Erdoğan affirme que la mer Noire ne doit pas devenir une « zone de confrontation » après les frappes
Le président turc Recep Tayyip Erdoğan a averti samedi que la mer Noire ne doit pas se transformer en une « zone de confrontation » entre la Russie et l’Ukraine après plusieurs frappes ces dernières semaines.
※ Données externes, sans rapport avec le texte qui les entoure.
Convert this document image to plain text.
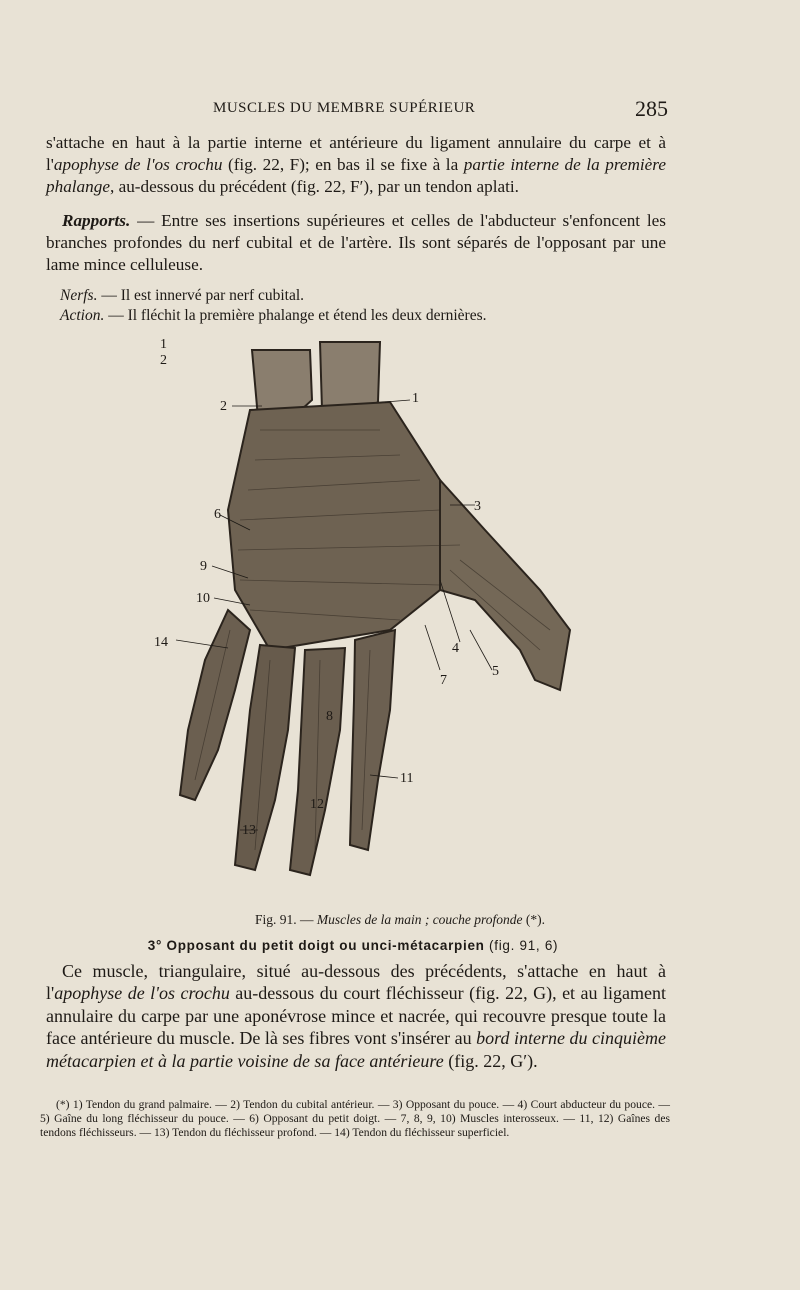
MUSCLES DU MEMBRE SUPÉRIEUR	285
s'attache en haut à la partie interne et antérieure du ligament annulaire du carpe et à l'apophyse de l'os crochu (fig. 22, F); en bas il se fixe à la partie interne de la première phalange, au-dessous du précédent (fig. 22, F′), par un tendon aplati.
Rapports. — Entre ses insertions supérieures et celles de l'abducteur s'enfoncent les branches profondes du nerf cubital et de l'artère. Ils sont séparés de l'opposant par une lame mince celluleuse.
Nerfs. — Il est innervé par nerf cubital.
Action. — Il fléchit la première phalange et étend les deux dernières.
1
2
2
1
3
6
9
10
14	4
7
5
8
11
12
13
Fig. 91. — Muscles de la main ; couche profonde (*).
3° Opposant du petit doigt ou unci-métacarpien (fig. 91, 6)
Ce muscle, triangulaire, situé au-dessous des précédents, s'attache en haut à l'apophyse de l'os crochu au-dessous du court fléchisseur (fig. 22, G), et au ligament annulaire du carpe par une aponévrose mince et nacrée, qui recouvre presque toute la face antérieure du muscle. De là ses fibres vont s'insérer au bord interne du cinquième métacarpien et à la partie voisine de sa face antérieure (fig. 22, G′).
(*) 1) Tendon du grand palmaire. — 2) Tendon du cubital antérieur. — 3) Opposant du pouce. — 4) Court abducteur du pouce. — 5) Gaîne du long fléchisseur du pouce. — 6) Opposant du petit doigt. — 7, 8, 9, 10) Muscles interosseux. — 11, 12) Gaînes des tendons fléchisseurs. — 13) Tendon du fléchisseur profond. — 14) Tendon du fléchisseur superficiel.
« La mer Noire ne doit pas être perçue comme une zone de confrontation. Cela ne profiterait ni à la Russie ni à l’Ukraine. Tout le monde a besoin d’une navigation sûre en mer Noire », a-t-il déclaré aux journalistes à bord de son avion, selon l’agence de presse étatique Anadolu.
Une frappe aérienne russe a endommagé un navire appartenant à des intérêts turcs dans un port de la région ukrainienne d’Odessa en mer Noire, ont affirmé Kiev et l’opérateur vendredi.
L’attaque est survenue quelques heures après qu’Erdoğan a soulevé la question en personne avec le président russe Vladimir Poutine en marge d’un sommet au Turkménistan.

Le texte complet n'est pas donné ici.